And even though I was hoping to be able to test the board somehow afterward, both for a learning experience and for the satisfaction/confidence that it would work properly, all is not in vain because I did pick up a couple of very useful tips - the very importance of a proper solder joint for one, and the use of solder wick braid to repair foil as another, as well as some other things I've picked up from this post, so it's been a useful learning experience. You all are some smart, talented and experienced guys (and gals out there) and this is a great resource and I expect as my learning as my learning/tinkering goes further I'll call on you again - much gratitude, admiration, and thanks to you all...

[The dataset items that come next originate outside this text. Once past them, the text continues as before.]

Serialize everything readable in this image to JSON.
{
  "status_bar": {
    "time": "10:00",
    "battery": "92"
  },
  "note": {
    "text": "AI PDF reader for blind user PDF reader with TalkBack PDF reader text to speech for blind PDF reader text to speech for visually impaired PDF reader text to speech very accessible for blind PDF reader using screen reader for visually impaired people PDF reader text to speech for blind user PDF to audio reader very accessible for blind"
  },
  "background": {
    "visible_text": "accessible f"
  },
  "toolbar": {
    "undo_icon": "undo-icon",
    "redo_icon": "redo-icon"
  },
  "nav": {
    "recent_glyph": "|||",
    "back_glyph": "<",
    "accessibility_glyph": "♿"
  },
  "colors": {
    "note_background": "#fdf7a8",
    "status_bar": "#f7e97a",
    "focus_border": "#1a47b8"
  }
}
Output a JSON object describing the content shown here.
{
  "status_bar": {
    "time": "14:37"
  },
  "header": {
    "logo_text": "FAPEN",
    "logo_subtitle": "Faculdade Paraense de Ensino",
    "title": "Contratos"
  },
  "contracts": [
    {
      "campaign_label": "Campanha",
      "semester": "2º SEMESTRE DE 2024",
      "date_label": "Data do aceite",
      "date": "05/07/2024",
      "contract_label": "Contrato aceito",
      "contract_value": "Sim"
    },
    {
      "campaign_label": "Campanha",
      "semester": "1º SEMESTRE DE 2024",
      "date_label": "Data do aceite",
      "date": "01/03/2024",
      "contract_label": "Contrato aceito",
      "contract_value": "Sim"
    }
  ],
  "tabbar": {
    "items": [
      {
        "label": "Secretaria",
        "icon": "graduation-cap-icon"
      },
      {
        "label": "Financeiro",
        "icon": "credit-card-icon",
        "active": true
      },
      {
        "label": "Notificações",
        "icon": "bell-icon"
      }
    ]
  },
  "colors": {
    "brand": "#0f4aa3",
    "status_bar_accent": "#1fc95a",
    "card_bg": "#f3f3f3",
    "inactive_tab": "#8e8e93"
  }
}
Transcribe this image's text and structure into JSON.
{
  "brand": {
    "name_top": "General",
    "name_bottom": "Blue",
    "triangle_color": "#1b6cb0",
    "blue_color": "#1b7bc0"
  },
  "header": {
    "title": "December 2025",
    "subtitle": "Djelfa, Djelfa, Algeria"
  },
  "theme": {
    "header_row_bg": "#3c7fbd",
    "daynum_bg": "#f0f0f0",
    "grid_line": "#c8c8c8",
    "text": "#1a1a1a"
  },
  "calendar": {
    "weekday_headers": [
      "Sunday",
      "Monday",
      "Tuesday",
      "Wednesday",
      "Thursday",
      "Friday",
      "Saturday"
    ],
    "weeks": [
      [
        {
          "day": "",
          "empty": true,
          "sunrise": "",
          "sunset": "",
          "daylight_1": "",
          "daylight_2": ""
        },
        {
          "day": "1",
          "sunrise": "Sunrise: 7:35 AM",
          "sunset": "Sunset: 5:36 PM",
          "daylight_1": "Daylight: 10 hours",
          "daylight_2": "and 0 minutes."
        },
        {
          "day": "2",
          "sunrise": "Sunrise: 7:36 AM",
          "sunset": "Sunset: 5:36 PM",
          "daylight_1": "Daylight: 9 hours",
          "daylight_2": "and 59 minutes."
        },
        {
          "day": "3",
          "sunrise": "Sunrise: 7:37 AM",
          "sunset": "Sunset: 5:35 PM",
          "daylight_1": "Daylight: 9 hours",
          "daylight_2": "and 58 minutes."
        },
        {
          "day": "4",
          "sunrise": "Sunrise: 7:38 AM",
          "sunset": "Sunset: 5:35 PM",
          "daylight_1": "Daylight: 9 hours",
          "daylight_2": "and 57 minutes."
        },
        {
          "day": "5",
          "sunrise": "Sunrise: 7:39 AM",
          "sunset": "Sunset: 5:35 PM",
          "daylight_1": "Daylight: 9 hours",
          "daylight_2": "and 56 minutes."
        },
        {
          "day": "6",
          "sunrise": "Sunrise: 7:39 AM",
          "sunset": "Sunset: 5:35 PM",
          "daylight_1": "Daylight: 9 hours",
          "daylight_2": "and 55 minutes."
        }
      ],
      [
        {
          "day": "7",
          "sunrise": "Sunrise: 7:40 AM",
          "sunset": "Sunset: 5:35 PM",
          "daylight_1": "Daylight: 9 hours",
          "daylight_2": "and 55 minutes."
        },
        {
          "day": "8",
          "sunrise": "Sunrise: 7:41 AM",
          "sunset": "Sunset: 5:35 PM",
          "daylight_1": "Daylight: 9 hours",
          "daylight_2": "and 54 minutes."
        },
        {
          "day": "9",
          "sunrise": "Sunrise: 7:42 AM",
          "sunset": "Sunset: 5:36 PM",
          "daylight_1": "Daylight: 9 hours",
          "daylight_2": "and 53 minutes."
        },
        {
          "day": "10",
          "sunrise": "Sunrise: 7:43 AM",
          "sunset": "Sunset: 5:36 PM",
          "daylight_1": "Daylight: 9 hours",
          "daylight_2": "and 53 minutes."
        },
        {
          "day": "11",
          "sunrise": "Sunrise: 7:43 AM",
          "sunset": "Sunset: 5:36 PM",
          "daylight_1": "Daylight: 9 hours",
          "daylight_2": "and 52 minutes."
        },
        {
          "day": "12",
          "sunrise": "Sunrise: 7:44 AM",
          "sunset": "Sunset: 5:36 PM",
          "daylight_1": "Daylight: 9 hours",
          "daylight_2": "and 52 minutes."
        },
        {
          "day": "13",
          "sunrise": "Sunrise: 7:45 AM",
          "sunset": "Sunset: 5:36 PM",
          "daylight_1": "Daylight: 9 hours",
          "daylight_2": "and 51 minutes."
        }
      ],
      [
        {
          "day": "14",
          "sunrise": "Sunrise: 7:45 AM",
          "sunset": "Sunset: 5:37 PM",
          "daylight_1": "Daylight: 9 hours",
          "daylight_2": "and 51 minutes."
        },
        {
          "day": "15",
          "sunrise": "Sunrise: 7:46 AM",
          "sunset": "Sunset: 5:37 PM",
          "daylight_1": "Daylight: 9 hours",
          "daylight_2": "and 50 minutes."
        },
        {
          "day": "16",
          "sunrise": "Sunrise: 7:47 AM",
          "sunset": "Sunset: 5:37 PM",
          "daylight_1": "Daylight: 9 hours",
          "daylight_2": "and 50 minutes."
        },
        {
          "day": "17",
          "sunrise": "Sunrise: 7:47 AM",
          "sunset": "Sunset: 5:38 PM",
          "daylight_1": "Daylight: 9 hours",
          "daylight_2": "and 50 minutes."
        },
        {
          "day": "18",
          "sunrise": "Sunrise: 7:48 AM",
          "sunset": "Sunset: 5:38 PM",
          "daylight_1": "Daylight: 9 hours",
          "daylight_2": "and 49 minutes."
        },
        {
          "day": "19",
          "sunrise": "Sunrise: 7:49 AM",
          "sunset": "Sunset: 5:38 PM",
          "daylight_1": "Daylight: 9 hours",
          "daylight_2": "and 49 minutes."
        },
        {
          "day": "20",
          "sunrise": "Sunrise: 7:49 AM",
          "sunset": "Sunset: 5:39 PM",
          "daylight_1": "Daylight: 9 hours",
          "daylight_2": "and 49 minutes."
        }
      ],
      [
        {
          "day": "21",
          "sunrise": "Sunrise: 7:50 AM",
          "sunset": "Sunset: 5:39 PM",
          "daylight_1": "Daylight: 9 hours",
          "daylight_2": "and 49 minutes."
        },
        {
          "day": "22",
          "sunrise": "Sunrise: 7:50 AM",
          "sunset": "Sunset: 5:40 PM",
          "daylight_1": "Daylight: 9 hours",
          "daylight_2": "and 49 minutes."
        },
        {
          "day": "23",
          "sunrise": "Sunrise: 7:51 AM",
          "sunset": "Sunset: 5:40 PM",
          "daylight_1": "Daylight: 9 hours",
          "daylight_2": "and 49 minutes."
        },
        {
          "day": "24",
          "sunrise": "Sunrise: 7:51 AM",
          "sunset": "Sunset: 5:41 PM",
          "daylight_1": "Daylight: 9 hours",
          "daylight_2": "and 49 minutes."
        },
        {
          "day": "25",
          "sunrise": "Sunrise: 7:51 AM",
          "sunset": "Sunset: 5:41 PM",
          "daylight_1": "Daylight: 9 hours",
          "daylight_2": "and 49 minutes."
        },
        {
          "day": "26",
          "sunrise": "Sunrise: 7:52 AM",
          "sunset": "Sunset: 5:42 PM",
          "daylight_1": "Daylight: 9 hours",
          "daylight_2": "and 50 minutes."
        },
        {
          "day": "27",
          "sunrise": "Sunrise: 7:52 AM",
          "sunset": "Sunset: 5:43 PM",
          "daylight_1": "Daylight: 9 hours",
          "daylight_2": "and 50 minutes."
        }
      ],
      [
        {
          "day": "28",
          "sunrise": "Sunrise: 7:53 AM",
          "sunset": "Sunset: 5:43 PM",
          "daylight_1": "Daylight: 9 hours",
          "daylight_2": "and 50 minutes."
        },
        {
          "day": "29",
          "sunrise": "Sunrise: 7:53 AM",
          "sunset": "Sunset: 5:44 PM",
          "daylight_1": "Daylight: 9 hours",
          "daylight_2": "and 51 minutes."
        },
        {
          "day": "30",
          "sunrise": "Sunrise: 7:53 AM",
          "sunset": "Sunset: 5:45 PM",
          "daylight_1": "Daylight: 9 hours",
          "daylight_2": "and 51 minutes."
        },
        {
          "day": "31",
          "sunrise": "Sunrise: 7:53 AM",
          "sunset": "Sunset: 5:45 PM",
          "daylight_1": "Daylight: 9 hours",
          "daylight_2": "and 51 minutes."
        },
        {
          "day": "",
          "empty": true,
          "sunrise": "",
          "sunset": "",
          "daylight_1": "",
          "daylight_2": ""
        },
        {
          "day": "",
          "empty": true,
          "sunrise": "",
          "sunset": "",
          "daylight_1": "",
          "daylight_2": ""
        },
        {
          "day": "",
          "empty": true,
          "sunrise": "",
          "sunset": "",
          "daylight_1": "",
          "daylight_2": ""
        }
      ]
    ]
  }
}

debe, Max, after reading about the possible foil damage I did look at the board more closely and it looks ok and I did do an ohm test between the one burnt joint and the other solder pad connected to it and it seems good. If I had to attempt a foil repair at this point I'd be passing on that as I definitely don't have the expertise/confidence for that yet to repair for someone else to try on a critical appliance but a great tip and I'll keep in mind for potential future use... thanks.
 

dl324

Joined Mar 30, 2015
12,684
I did pick up a couple of very useful tips - the very importance of a proper solder joint for one
A good solder joint can fracture with temperature cycling. I had a BMW lamp control module that I had to reflow solder on twice to get the headlights to work again.